By the time we finished our relaxing (but ticklish) massage, the rain cleared up.  We walked through Central Market, eyeing the souvenirs for which we said we’d come back (but never did) and the durian from which we said we'd run away (and always did).  

All we really wanted to do (all we ever want to do) was eat.  We strolled over to Kuala Lumpur's famous Jalan Petaling, a bustling street in its Chinatown.  I held my backpack on my chest, embracing my conspicuous tourist appearance, as I watched in awe at the hawkers, local food shoppers, people buying durian, vendors selling $2 iPhone chargers, and the motorcycles inches away from us, on either side.

already sunburned

Vin specifically wanted to get claypot chicken from Hong Kee, a street vendor he'd visited with his best friends in 2013.  We finally found it, sandwiched between other similarly busy street vendors.  They didn't have vegetarian claypot, so I just ordered a refreshing Tiger, wanting nothing more in the heat than to sit and sip.   Vin's very large claypot and a beer cost us less than $7.  We were happy.


  

As only Vin can do, he discovered a speakeasy, PS150, and in a city where large pockets of the population abstain, our search for this particular speakeasy felt authentic (even though PS150 has a Tripadvisor page).  As we neared the location (per our little blue dot on Google maps), we did not see anything that could be a bar.  The street was quiet, dark, and the all shops were closed.  No one stumbled out of any building; the only movement was the sudden scurrying of roaches and rats.  We stopped at what would have been the bar, only to see some sort of small street front store, selling random knickknacks and gum.  No one was at the counter.  

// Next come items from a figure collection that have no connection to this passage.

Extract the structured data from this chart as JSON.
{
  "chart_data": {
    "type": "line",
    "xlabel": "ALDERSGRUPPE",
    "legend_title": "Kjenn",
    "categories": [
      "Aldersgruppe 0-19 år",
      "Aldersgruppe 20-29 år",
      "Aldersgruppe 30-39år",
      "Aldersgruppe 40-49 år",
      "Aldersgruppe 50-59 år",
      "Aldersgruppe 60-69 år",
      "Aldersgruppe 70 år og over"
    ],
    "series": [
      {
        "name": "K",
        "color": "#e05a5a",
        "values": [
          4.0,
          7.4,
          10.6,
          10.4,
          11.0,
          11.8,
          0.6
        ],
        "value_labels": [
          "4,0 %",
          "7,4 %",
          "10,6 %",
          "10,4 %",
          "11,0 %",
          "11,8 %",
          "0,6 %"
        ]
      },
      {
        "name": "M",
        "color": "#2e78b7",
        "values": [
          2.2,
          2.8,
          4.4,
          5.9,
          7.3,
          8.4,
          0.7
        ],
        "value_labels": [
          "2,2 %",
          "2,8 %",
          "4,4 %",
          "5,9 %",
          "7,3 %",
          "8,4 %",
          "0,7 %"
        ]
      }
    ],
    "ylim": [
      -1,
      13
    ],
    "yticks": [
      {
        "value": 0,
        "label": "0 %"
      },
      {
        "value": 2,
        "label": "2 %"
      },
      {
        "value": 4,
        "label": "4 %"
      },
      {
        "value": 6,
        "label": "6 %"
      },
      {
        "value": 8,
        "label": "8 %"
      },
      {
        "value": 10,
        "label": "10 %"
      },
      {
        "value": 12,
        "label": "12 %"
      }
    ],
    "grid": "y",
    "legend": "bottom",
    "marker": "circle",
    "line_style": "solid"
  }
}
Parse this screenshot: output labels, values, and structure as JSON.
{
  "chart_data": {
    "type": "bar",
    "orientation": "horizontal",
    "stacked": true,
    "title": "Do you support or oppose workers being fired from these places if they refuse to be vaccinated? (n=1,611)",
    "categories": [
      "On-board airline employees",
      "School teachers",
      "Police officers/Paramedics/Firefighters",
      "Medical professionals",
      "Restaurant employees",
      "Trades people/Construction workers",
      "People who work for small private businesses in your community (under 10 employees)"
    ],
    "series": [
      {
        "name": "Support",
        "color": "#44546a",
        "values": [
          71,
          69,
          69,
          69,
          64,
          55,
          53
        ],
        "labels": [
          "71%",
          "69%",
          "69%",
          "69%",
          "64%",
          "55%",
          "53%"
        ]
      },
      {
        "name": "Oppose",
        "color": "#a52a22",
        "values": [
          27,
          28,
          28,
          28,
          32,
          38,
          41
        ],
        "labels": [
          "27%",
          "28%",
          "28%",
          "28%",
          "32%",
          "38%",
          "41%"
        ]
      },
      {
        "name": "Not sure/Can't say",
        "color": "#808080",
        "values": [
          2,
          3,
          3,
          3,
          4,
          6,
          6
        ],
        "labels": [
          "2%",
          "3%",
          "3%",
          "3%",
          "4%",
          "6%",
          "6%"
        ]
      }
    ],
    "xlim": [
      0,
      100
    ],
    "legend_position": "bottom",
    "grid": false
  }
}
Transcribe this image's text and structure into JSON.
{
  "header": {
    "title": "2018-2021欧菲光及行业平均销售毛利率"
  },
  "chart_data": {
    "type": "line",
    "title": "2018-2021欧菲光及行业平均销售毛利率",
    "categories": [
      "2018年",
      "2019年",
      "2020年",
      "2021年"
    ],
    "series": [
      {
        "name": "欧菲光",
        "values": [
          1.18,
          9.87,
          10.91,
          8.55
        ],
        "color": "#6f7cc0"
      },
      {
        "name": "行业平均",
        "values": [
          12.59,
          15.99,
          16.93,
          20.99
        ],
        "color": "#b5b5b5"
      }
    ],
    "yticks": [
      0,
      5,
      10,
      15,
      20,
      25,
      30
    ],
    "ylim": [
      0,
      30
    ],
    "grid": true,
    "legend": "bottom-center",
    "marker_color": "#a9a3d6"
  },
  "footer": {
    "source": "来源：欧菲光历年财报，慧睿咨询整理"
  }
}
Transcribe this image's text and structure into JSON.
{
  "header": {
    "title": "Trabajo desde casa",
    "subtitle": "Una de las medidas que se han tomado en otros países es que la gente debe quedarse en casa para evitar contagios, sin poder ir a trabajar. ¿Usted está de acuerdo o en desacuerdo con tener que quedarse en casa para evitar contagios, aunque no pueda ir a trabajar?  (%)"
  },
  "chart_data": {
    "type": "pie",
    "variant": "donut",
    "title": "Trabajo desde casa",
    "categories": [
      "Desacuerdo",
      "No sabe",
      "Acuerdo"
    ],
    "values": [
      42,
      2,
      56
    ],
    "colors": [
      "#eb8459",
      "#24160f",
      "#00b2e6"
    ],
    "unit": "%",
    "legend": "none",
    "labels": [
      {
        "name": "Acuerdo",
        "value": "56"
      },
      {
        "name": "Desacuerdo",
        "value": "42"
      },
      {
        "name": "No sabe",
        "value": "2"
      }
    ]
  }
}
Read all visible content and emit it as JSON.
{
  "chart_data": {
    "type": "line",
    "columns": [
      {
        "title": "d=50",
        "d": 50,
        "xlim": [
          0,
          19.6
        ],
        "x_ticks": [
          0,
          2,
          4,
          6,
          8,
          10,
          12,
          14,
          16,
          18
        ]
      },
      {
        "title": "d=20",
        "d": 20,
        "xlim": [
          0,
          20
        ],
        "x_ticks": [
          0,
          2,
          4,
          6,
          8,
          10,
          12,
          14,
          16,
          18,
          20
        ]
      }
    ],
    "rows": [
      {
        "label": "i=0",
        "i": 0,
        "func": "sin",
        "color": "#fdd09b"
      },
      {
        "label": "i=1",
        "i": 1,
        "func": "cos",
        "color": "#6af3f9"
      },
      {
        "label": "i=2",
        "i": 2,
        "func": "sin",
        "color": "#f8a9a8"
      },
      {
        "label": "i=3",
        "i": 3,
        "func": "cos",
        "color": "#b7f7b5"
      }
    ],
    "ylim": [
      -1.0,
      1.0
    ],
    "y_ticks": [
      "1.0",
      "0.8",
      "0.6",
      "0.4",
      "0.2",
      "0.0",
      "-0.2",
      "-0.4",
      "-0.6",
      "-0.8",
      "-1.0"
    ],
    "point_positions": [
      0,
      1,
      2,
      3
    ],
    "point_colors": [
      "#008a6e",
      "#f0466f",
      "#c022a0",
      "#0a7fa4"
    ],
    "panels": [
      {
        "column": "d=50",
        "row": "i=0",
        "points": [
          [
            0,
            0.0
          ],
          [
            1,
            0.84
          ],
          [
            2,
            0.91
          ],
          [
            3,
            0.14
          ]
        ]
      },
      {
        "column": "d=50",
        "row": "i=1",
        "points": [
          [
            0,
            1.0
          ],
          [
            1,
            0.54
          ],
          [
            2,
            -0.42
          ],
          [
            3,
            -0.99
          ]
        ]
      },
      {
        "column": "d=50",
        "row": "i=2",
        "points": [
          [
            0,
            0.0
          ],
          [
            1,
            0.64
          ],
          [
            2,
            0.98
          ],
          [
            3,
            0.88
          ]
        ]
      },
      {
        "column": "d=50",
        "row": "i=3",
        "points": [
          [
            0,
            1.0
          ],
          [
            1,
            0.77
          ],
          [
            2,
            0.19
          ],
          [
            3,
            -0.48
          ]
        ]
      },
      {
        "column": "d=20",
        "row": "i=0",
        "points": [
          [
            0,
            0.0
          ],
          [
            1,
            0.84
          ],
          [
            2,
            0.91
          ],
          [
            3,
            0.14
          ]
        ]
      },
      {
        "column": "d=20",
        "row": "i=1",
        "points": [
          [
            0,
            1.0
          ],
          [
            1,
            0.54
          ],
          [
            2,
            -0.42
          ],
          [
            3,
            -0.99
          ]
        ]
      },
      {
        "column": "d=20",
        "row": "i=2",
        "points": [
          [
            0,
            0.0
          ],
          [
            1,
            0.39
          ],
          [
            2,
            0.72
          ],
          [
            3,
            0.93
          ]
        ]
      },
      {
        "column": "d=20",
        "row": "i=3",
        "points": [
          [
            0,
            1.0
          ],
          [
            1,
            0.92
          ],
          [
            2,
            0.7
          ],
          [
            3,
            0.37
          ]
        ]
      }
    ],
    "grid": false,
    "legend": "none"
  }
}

Vin the Radiologist noticed the back wall had a thin, almost imperceivable seam.  He thought it was a door.  I pushed it slightly, and saw only a barren room behind, so quickly closed it back up.  I was afraid of more scurrying.  "No, this has to be it," he said, and brazenly walked in.  He peeked his head back out with a dimply smile, and I knew we had found it.  

We walked down a large dark hallway, and I saw one or two people sitting in private, Zenkichi-style booths to my right.  We walked all the way to a bright open room, with even more foreigners sitting under a beautiful beer bottle light fixture.  Victory.  I love beer and I love light fixtures.


We walked through another door and sat at the bar, so we could watch the artists create our cocktails.  In efforts to reduce its carbon footprint, the bar's only rule was that we not take the menus.  "We'll email you the pdf," the waitress explained, "so we don't have to keep printing new ones."  With that request and their abundance of metal straws, Vin and I were sold. 


   

We got an order of vegetarian popiah with our drinks.  They were hot, crispy, and absolutely delicious.  Our drinks were beautifully made by a bar tender who had gotten into a car accident in Langkawi (our next stop) a few weeks earlier, and he warned us of the perils of biking on the island while he vigorously shook our drinks. 

   

We begrudgingly left PS150 in search of more food.  We walked over to Jalan Alor, the famous night market.  The chicken wing place Vin wanted to try was closed, so we just continued our aimless wandering, taking in the glorious smells of kaffir lime and peanuts and rice.  



We walked back to the hotel, bellies and hearts full, and promptly fell asleep.